Being a CEO and Being a Senator are Two Very Different Things
NPR’s Ina Jaffe reports on Carly Fiorina’s race against California’s Barbara Boxer for her Senate seat:
“When you have people like Barbara Boxer in Washington, D.C., for 28 years, who thinks that all answers are there — how can they possibly know what is going on?” Fiorina asks the crowd. [...]
After the event, Fiorina says it’s her private-sector experience, whether in the typing pool or the corner office, that makes her especially suited for the Senate.
“I think it would help tremendously to have a senator that knows where jobs come from, that knows how to create them, that knows how to bring them back and, importantly, knows what it means to manage billions of dollars’ worth of expenses and cut billions of dollars’ worth of expenses,” she says.

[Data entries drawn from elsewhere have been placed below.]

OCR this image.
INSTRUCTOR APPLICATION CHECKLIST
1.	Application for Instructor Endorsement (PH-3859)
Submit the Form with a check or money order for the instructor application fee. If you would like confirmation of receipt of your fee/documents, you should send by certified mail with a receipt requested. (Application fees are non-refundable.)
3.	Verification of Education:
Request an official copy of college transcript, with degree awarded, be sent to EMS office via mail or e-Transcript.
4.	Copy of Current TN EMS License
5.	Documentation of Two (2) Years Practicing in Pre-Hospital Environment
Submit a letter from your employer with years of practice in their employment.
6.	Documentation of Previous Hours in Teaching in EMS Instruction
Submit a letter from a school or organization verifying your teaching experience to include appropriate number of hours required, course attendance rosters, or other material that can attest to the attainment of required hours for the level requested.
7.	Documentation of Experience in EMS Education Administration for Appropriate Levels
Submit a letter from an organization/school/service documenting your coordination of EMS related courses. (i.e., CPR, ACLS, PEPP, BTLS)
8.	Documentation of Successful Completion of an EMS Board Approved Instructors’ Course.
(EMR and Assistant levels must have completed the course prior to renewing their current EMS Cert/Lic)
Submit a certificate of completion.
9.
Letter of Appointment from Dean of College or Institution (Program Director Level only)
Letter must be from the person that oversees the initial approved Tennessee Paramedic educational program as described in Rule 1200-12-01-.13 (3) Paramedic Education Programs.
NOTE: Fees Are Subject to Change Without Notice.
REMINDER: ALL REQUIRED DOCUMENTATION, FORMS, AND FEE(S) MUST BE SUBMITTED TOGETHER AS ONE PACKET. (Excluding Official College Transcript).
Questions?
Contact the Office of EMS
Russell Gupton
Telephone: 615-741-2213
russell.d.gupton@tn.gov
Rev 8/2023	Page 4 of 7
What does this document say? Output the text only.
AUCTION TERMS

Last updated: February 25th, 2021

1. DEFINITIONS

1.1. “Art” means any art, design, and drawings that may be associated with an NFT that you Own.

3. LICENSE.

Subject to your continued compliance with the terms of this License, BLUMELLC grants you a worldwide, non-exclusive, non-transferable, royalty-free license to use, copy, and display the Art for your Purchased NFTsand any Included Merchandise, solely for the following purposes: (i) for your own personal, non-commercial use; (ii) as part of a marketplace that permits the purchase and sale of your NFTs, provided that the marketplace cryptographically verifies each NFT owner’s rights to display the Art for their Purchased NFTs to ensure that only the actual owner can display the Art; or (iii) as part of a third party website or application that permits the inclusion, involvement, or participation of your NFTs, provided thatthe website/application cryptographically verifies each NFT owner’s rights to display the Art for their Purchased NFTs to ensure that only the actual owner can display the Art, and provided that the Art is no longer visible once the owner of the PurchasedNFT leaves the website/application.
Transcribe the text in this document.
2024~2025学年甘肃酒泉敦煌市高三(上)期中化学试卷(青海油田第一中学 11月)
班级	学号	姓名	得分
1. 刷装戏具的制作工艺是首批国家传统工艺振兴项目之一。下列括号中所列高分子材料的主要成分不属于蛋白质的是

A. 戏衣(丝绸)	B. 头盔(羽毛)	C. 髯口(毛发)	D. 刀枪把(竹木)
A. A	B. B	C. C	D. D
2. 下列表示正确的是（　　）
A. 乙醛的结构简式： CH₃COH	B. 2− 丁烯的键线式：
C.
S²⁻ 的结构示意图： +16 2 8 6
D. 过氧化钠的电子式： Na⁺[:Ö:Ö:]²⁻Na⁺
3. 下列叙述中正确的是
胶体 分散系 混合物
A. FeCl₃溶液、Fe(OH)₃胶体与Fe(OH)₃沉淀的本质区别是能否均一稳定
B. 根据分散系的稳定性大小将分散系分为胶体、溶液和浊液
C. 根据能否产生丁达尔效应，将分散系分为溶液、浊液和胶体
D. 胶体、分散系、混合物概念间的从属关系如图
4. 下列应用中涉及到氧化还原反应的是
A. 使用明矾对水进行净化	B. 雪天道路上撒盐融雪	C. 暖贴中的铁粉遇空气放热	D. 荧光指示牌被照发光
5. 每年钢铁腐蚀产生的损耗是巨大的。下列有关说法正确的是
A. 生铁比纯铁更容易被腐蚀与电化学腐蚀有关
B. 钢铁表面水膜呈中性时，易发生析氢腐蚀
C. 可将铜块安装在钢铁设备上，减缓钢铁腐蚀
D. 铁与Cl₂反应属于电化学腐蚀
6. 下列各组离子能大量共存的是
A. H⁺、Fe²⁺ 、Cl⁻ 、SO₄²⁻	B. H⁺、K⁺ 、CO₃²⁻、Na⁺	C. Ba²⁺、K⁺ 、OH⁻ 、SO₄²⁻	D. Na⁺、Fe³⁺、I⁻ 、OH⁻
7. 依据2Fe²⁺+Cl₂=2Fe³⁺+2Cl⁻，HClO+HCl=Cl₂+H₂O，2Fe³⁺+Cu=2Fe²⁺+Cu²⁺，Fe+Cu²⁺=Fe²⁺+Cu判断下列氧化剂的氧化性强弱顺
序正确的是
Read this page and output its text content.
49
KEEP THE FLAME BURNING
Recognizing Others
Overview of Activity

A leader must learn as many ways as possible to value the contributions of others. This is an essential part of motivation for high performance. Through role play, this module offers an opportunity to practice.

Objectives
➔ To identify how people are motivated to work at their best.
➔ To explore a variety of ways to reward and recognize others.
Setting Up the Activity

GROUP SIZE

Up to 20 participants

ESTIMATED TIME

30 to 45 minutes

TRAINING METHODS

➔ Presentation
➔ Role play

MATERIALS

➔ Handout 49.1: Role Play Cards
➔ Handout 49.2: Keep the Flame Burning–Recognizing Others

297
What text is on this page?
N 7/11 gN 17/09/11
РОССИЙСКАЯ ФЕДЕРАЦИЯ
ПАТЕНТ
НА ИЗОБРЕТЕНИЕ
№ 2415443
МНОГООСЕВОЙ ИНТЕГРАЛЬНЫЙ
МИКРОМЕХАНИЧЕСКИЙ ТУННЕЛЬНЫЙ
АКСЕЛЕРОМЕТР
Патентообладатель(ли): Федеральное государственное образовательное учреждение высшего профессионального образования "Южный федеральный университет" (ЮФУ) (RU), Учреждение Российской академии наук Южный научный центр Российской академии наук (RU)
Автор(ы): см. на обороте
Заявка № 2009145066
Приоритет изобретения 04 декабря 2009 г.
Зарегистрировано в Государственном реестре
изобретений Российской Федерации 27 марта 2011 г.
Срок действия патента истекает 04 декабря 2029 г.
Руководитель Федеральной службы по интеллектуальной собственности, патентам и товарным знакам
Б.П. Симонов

Fiorina, like Republican gubernatorial candidate Meg Whitman, is the latest in a long line of businesspeople-turned-politicians, whose claim to competence is their private-sector experience. Fiorina says that she knows how to “create jobs,” but creating jobs as a CEO and creating jobs as a senator are vastly different things. As CEO, you have the power and prerogative to hire and fire, create and restructure. Quite literally, your decisions have a direct impact on nearly every person you employ. By contrast, a freshman senator — even one from the nation’s largest state — has minimal influence, doubly so if she’s in the minority party. As CEO, you can unilaterally direct your underlings to implement your will. As senator, you don’t have underlings outside of your staff, and whatever power you accumulate comes from negotiation, compromise and a keen understanding of the rules. Skills acquired as a CEO might be useful in some areas, but not many.
The same goes for CEOs aspiring to executive office; business leaders don’t have to deal with hundreds of competing interests and factions, while a governor does. That’s not to say that a business leader can’t be a successful governor, but those entering office without a firm knowledge of the clear differences between leading a state and managing a business are in for an unpleasant surprise.
Of course, none of this is to say that Fiorina wouldn’t be a good senator, or that Whitman wouldn’t be a good governor. But that the claims of CEO-politicians notwithstanding, business experience has little to do with the business of governing and legislating.